Full lifecycle support. A Level 3 platform or tool can author, test, sign, publish, and govern packages.

Requirement Description
All Level 2 requirements
Package authoring Support aam init, aam validate, aam pkg pack.
Signing & verification Support at least checksum + one signing method (Sigstore or GPG). Verify signatures on install.
Registry interaction Support aam publish, aam install from HTTP and filesystem registries.
Testing & evals Support aam test (deterministic assert tests) and aam eval (LLM-judged evaluations).
Governance Support client-side policy gates (allowed_scopes, require_signature, blocked_packages).
Provenance Support generating and verifying SLSA-aligned provenance attestations (§14.5).

Declaring Conformance

Platforms declare their conformance level via aam platform info output and in their documentation:

UAAPS Conformance: Level 2 (Installer)
Spec Version: 0.6.0

A platform MUST NOT claim a conformance level unless it implements ALL requirements of that level. Partial implementations MUST declare the highest level they fully satisfy.


Syntax Definitions (ABNF)

The following ABNF grammar (per RFC 5234) defines the syntax of key identifiers used throughout this specification. Where the prose spec and this grammar conflict, the grammar is authoritative.

; === Package naming ===
package-name     = unscoped-name / scoped-name
unscoped-name    = LOWER 0*63( LOWER / DIGIT / "-" )
scoped-name      = "@" scope "/" unscoped-name
scope            = ( LOWER / DIGIT ) 0*63( LOWER / DIGIT / "_" / "-" )

; === Artifact identifiers ===
skill-name       = identifier
command-name     = identifier
agent-name       = identifier
rule-name        = identifier
identifier       = LOWER 0*63( LOWER / DIGIT / "-" )

; === Qualified (namespaced) references ===
skill-ref        = [ package-name ":" ] skill-name
command-ref      = [ package-name ":" ] command-name
agent-ref        = [ package-name ":" ] agent-name

; === Version and constraints ===
semver           = numeric-id "." numeric-id "." numeric-id
                   [ "-" pre-release ] [ "+" build-metadata ]
numeric-id       = "0" / ( NON-ZERO-DIGIT *DIGIT )
pre-release      = pre-release-id *( "." pre-release-id )
pre-release-id   = 1*DIGIT / 1*( ALPHA / DIGIT / "-" )
build-metadata   = build-id *( "." build-id )
build-id         = 1*( ALPHA / DIGIT / "-" )

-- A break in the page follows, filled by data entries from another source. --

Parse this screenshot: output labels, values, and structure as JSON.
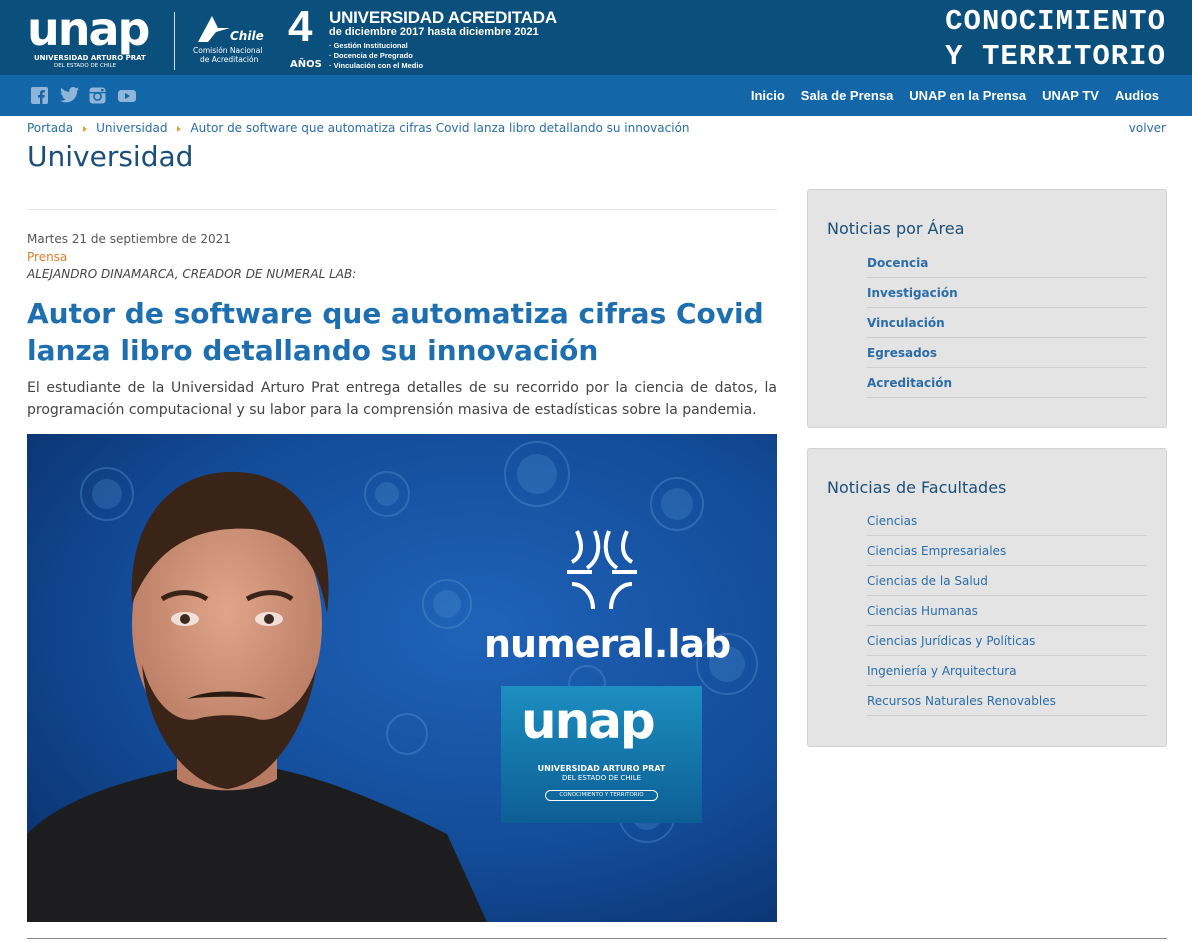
{
  "header": {
    "logo_word": "unap",
    "logo_sub1": "UNIVERSIDAD ARTURO PRAT",
    "logo_sub2": "DEL ESTADO DE CHILE",
    "cna_chile": "Chile",
    "cna_line1": "Comisión Nacional",
    "cna_line2": "de Acreditación",
    "acred_years": "4",
    "acred_years_label": "AÑOS",
    "acred_title": "UNIVERSIDAD ACREDITADA",
    "acred_dates": "de diciembre 2017 hasta diciembre 2021",
    "acred_items": [
      "· Gestión Institucional",
      "· Docencia de Pregrado",
      "· Vinculación con el Medio"
    ],
    "tagline_line1": "CONOCIMIENTO",
    "tagline_line2": "Y TERRITORIO"
  },
  "nav": {
    "social_icons": [
      "facebook-icon",
      "twitter-icon",
      "instagram-icon",
      "youtube-icon"
    ],
    "links": [
      "Inicio",
      "Sala de Prensa",
      "UNAP en la Prensa",
      "UNAP TV",
      "Audios"
    ]
  },
  "breadcrumb": {
    "items": [
      "Portada",
      "Universidad",
      "Autor de software que automatiza cifras Covid lanza libro detallando su innovación"
    ],
    "back": "volver"
  },
  "section_title": "Universidad",
  "article": {
    "date": "Martes 21 de septiembre de 2021",
    "category": "Prensa",
    "kicker": "ALEJANDRO DINAMARCA, CREADOR DE NUMERAL LAB:",
    "title": "Autor de software que automatiza cifras Covid lanza libro detallando su innovación",
    "lead": "El estudiante de la Universidad Arturo Prat entrega detalles de su recorrido por la ciencia de datos, la programación computacional y su labor para la comprensión masiva de estadísticas sobre la pandemia.",
    "image": {
      "brand_text": "numeral.lab",
      "logo_word": "unap",
      "logo_sub1": "UNIVERSIDAD ARTURO PRAT",
      "logo_sub2": "DEL ESTADO DE CHILE",
      "logo_tag": "CONOCIMIENTO Y TERRITORIO"
    }
  },
  "sidebar": {
    "areas": {
      "title": "Noticias por Área",
      "items": [
        "Docencia",
        "Investigación",
        "Vinculación",
        "Egresados",
        "Acreditación"
      ]
    },
    "faculties": {
      "title": "Noticias de Facultades",
      "items": [
        "Ciencias",
        "Ciencias Empresariales",
        "Ciencias de la Salud",
        "Ciencias Humanas",
        "Ciencias Jurídicas y Políticas",
        "Ingeniería y Arquitectura",
        "Recursos Naturales Renovables"
      ]
    }
  },
  "colors": {
    "header_bg": "#0b4f7c",
    "nav_bg": "#1366a8",
    "link": "#2a6da8",
    "title_blue": "#1e6faf",
    "category_orange": "#e07b2b",
    "sidebar_bg": "#e4e4e4"
  }
}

version-range    = exact-version / caret-range / tilde-range
                   / gte-range / gt-range / lte-range / lt-range
                   / compound-range / wildcard
exact-version    = semver
caret-range      = "^" semver
tilde-range      = "~" semver
gte-range        = ">=" semver
gt-range         = ">" semver
lte-range        = "<=" semver
lt-range         = "<" semver
compound-range   = ( gte-range / gt-range ) SP ( lte-range / lt-range )
wildcard         = "*"

; === Dist-tags ===
dist-tag         = 1*32( LOWER / DIGIT / "-" )
                   ; MUST NOT be a valid semver string

; === Vendor extensions ===
vendor-ext-key   = "x-" vendor-id
vendor-id        = 1*32( LOWER / DIGIT / "-" )

; === Filesystem mapping ===
fs-name          = unscoped-name / scope-fs-name
scope-fs-name    = scope "--" unscoped-name
                   ; @myorg/code-review → myorg--code-review

; === Core character classes ===
LOWER            = %x61-7A                   ; a-z
DIGIT            = %x30-39                   ; 0-9
NON-ZERO-DIGIT   = %x31-39                   ; 1-9
ALPHA            = %x41-5A / %x61-7A        ; A-Z / a-z
SP               = %x20                      ; space

All identifiers in this specification (package names, skill names, command names, etc.) MUST conform to the identifier production unless otherwise noted. The package-name production allows the additional @scope/ prefix for scoped packages.